Chapter 7
Software systems are desinged in layers, where every layer provides a different abstraction compared to the layers above and below.
If a system contains adjacent layers with similar abstractions, this is a red flag.
The chapter discusses situations where this happens, what problems arise from it and how to refactor code accordingly.
Pass-through methods
A pass-through method is a method that does little more than calling a similar method, often with the same signature:
function storeItem(item: string, key: string) {
window.localStorage.setItem(item, key)
}Pass-through methods make classes shallower: They increase the interfact of the class without increasing the functionality.
They also create dependencies between classes: If window.localStorage.setItem() would change to accept an object now:
type Payload = {
value: string
key: string
}
// in window.localStorage
function setItem(payload: Payload) {
//...
}the storeItem function would have to change as well (two changed needed compared to one).
Pass-through methods indicate confusion over the responsibilities of classes.
When is interface duplication okay?
Interfact duplication is okay when the duplicate method acts as a dispatcher: A dispatcher uses it’s arguments to select on of several other methods to invoke. They often have the same interface as the methods they’re duplicating.
function storeItem(item: string, key: string) {
if (typeof item === 'string') {
window.localStorage.setItem(item, 'MY_APP_USER_EMAIL")
return
}
if (Array.isArray(item)) {
const serializedItem = JSON.stringify(item)
window.localStorage.setItem(serializedItem, 'MY_APP_CART_PRODUCTS")
}
}Decorators
A decorator (or wrapper) takes an exising object and extends it’s functionality, providing a smiliar or identical API to the underlying object
function storeItem(item: string, key: string) {
const prefixedKey = `MY_APP_${key}`
window.localStorage.setItem(item, prefixedKey)
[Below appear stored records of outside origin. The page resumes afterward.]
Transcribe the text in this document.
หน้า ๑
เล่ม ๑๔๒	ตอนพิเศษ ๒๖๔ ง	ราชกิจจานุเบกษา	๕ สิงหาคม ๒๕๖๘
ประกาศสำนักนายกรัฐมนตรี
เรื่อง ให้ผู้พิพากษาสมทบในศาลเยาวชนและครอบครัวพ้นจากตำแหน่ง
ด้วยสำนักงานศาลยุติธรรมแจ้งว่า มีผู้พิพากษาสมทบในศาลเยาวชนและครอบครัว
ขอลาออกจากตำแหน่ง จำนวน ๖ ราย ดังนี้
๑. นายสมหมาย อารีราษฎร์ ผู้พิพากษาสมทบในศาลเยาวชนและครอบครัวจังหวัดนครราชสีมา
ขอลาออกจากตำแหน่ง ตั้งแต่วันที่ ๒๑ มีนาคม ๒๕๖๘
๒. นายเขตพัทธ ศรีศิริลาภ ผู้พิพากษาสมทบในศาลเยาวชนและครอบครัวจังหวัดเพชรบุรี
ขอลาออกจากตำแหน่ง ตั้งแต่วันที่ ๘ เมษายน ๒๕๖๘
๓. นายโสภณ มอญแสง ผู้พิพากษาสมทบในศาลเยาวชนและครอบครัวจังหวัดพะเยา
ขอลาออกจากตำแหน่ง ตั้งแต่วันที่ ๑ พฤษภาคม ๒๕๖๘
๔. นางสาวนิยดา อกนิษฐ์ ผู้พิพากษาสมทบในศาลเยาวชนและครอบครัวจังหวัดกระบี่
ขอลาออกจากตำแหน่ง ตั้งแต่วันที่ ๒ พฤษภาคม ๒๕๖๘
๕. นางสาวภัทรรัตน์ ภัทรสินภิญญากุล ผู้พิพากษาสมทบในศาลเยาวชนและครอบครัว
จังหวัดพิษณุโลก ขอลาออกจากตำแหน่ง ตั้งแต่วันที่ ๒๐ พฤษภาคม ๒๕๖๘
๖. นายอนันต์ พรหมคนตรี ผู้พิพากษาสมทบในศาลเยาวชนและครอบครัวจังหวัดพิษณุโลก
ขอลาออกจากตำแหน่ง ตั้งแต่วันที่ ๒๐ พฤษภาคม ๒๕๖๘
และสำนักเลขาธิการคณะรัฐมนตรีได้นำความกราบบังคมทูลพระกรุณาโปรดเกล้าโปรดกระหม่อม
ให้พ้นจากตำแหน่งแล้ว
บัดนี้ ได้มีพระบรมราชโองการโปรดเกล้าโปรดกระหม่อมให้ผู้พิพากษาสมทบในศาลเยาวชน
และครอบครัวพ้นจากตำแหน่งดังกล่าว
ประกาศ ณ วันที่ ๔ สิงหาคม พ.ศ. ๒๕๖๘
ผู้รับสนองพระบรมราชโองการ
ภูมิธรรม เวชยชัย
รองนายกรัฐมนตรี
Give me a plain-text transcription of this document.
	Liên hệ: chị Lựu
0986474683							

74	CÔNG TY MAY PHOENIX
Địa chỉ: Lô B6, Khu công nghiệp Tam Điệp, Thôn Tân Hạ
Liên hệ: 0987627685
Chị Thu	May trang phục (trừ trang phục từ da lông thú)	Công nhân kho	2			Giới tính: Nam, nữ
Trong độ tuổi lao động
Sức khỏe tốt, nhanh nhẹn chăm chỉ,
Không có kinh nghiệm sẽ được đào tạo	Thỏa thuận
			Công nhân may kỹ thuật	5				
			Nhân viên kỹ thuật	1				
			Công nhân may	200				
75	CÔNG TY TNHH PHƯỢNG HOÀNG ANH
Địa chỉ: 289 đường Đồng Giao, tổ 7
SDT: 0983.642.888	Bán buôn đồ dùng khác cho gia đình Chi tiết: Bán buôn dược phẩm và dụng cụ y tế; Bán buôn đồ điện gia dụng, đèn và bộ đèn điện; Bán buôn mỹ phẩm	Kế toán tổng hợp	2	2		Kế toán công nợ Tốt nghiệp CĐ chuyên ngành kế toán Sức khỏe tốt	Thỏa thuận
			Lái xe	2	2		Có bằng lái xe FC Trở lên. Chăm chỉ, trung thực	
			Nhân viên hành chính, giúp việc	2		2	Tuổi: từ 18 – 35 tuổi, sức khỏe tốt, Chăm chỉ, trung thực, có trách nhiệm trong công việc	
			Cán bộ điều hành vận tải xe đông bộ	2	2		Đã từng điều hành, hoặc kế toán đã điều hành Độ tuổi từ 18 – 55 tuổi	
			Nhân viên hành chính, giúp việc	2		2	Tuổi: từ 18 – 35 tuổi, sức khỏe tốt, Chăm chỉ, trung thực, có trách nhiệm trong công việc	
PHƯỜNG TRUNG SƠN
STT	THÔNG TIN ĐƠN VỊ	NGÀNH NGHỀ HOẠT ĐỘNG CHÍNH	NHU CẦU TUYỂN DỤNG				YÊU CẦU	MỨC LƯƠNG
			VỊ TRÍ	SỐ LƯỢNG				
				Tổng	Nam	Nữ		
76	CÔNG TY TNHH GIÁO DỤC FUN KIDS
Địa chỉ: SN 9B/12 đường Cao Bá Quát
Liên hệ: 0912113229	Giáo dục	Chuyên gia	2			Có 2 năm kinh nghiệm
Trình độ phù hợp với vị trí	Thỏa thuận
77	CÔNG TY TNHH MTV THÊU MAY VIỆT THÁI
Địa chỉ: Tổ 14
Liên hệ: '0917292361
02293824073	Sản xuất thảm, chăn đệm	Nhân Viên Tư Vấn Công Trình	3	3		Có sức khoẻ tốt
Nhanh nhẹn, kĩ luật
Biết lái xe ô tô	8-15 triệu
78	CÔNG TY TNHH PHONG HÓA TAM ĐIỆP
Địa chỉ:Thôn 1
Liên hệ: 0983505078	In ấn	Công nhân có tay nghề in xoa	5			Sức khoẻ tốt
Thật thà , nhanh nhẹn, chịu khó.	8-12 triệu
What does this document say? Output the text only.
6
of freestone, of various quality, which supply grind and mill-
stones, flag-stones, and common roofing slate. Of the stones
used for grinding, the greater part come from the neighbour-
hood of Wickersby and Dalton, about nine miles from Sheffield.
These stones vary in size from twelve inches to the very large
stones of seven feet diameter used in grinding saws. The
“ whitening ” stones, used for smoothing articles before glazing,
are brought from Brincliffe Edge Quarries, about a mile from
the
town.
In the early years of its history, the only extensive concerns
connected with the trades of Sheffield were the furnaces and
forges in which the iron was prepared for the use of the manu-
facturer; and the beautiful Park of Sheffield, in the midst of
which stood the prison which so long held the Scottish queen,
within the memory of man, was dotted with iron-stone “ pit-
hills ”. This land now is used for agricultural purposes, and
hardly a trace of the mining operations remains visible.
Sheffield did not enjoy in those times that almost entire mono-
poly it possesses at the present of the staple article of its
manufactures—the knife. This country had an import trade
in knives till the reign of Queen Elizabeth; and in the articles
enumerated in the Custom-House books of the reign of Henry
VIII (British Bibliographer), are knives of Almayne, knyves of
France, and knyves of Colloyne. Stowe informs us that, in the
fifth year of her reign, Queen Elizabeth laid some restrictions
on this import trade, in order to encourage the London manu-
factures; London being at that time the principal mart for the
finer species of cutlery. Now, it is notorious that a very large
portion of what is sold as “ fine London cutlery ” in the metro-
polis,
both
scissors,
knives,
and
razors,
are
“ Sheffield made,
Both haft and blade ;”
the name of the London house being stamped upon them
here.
}Sometimes they make sense to use, but usually there is a better solution:
- Can the functionality be added directly into the underlying class, if it is general purpose enough?
- Would it make sense to merge the functionality with the use case, instead of generating a new class?
- Can the new functionality be merged with an existing decorator?
- Can the functionality be wrapped in a stand-alone way?
Interface versus implementation
The interface of a class should normally be different from its implementation, meaning the representations internally should be different from the interface a class exposes.
With this cart file
// cart.ts
const CART_STORAGE KEY = "MY_APP_CART"
export type CartItem {
id: string,
name: string,
qty: number
}
export type Cart {
createdAt: string
items: CartItem[]
}
export function getCart(): string | null {
return window.localStorage.getItem(CART_STORAGE_KEY)
}
export function findItem(cart: Cart, productId: string): CartItem | undefined {
return cart.items.find((item) => item.id === productId)
}a caller would have to do the following to fetch a product from the cart:
// caller.ts
import { getCart, findItem, Cart } from 'cart'
const storedCart = getCart()
if (!storedCart) {
return
}
const cart: Cart = JSON.parse(storedCart)
const product = findItem(cart, "1")We could simplify the interface and make the cart class deeper:
// cart.ts
const CART_STORAGE KEY = "MY_APP_CART"
export type CartItem {
id: string,
name: string,
qty: number
}
type Cart {
createdAt: string
items: CartItem[]
}
export function findItem(productId: string): CartItem | undefined {
const storedCart = window.localStorage.getItem(CART_STORAGE_KEY)
if (!storedCart) {
return undefined
}
const cart: Cart = JSON.parse(storedCart)
return cart.items.find((item) => item.id === productId)
}which would allow the caller to not need any knowledge of the Cart at all:
// caller.ts
import { findItem } from 'cart'
const product = findItem("1")Pass-through variables
Similar to pass-through methods, pass-through variables are passed through many different layers. They may be defined in the topmost layer but only be needed in the lowest layer. They add complexity because they force every intermediate function to be aware of their existence.
There are multiple ways to work around this, none of them optimal:
- shared objects
- global variables
- context
From the above, the context is the lest suboptimal solution. It requires dispcipline to make sure the context does not become a grab-bag of variables.
Conclusion
General rule: “Different layer, different abstraction”
# Chapter 8 - Pull Complexity Downwards
It is more important for a module to have a simple interface than a simple implementation. Reason: most modules have more users than developers, so it’s better for the latter to suffer.
If there is some sort of unavoidable complexity, it’s better to to hide it from the interface, i.e. pull it downwards.
Configuration parameters are an example of movin complexity upwards: Instead of dealing with a complicated issue internally, the class passes this responsiblity on to the caller.
One should only pull complexity into a class or module that is directly related to this class or module in order to not introduce knowledge into it that should live in another domain.
When developing a module, look for opportunities to take a little bit of extra suffering upon yourself in order to reduce the suffering of your users.